As a parent of a young daughter and the managing director of a digital product studio, I find myself less concerned about the issue of screen time than I am about the context within which digital content – any content, for that matter –  is used.

The key for me is the difference between passive and interactive content consumption. My aim is to resist the approach that when there’s nothing better to do, you simply hand a kid a device or turn on the telly. Instead, I am a firm believer that digital offers a wide and diverse array of learning opportunities for children that are educational – in the word’s broadest sense. 

For me, digital experiences (social media aside) provide a powerful and rich opportunity to advance children’s understanding of the world around them through interaction and play. I see my role as safeguarding my child while engaging with that content – and yes, of course, I do worry about privacy.

I also try my best to provide the right context for when she does so, and make conscious decisions about which digital content to make available to her. 

The best digital experiences, I believe, are fun, inspiring and foster creativity – in short, they plays to digital’s strengths.
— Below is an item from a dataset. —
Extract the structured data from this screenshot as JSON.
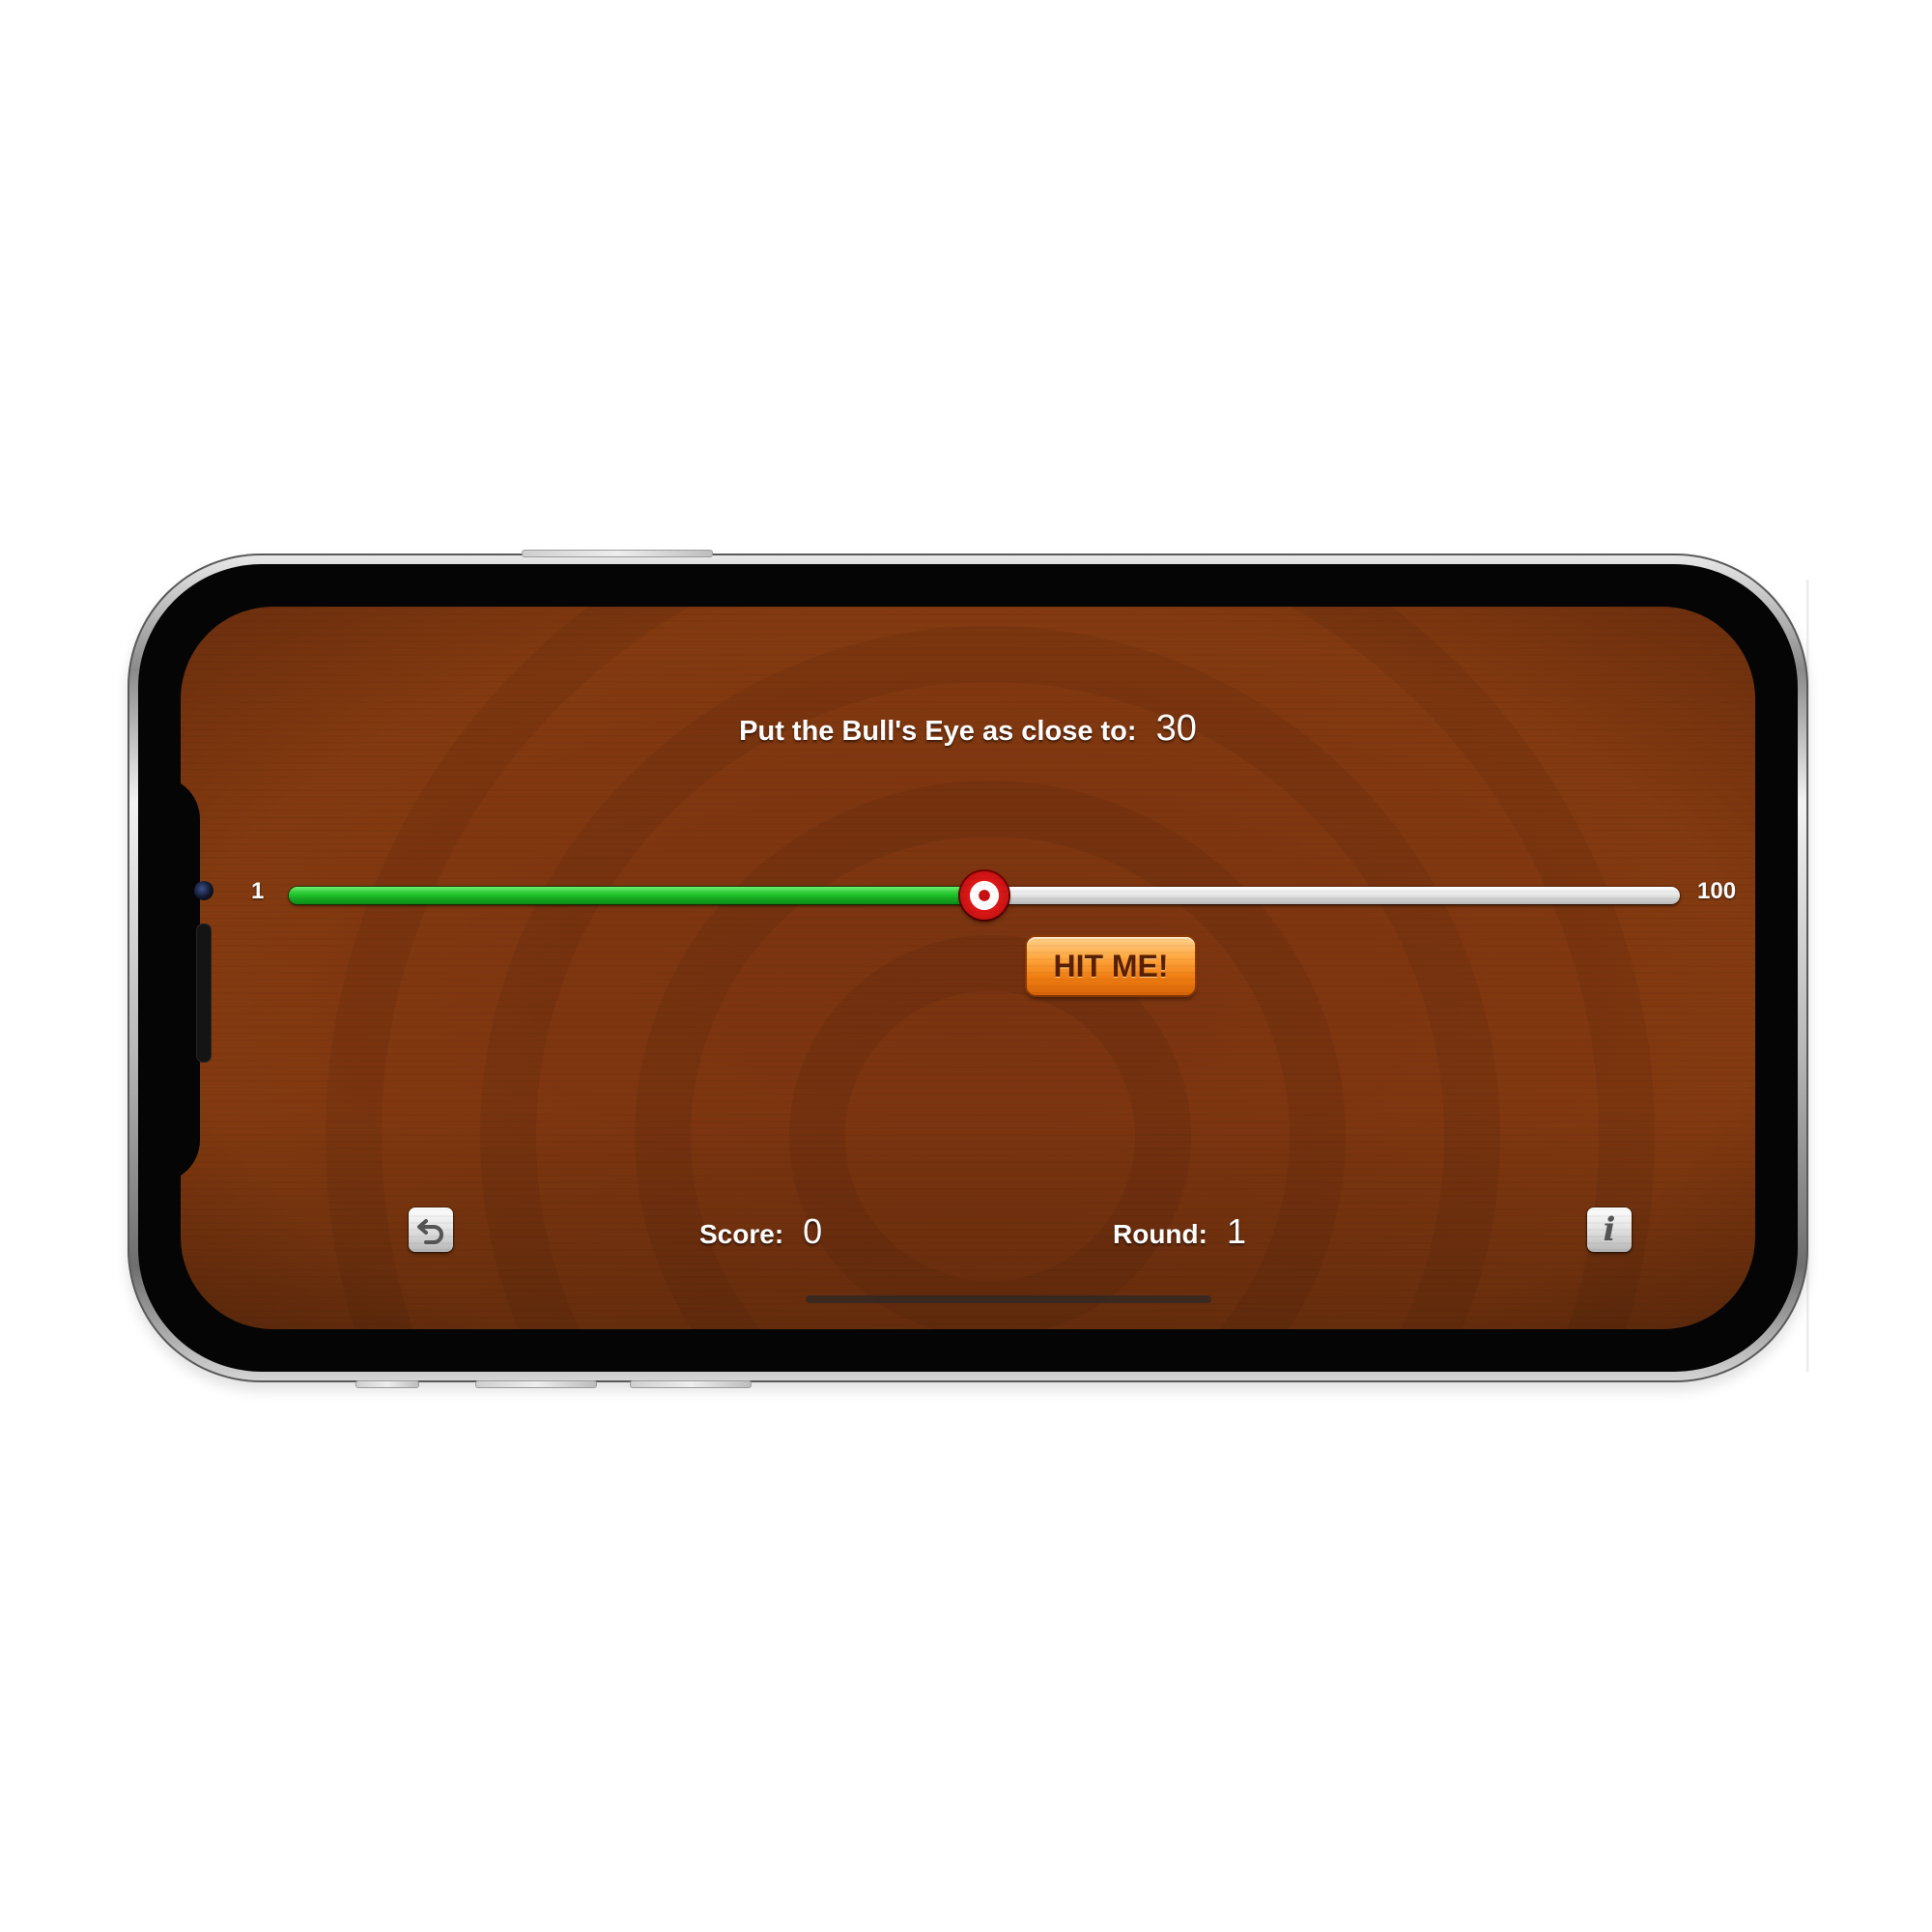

We try to capture that in our own work. 

Today’s children are growing up digital, they are learning via digital in school, and this is leading them to learn – and remember – information in new and different ways

Our Malmö studio’s PlayLab experiments look to update playing shop in a world of self-service and online shopping, for example. The team created BlipShop - a children’s game which matched the current process of shopping by using a barcoded scanner and paying with a credit or debit card. It brought "playing shop" truly into the 21st century and demonstrated, in a fun and simple way, how credit card purchases are limited by the amount of money one has (shown as gold coins). Kids loved it and ended up playing it much longer than we expected.

Today’s children are growing up digital, they are learning via digital in school, and this is leading them to learn – and remember – information in new and different ways. True, thanks to Google, they may no longer need to learn by rote the capital cities of all European cities - as I did. But this doesn’t mean they know less. Rather they’ve freed some brain space for something else. Something potentially more valuable. 

The true challenge for anyone wanting to create content for children within this context is to agonise not about the latest shock headline but how best to inspire and engage children with the world around them. And to do that they must offer content that adds real value, and helps children to understand and experience the world around them by doing something new.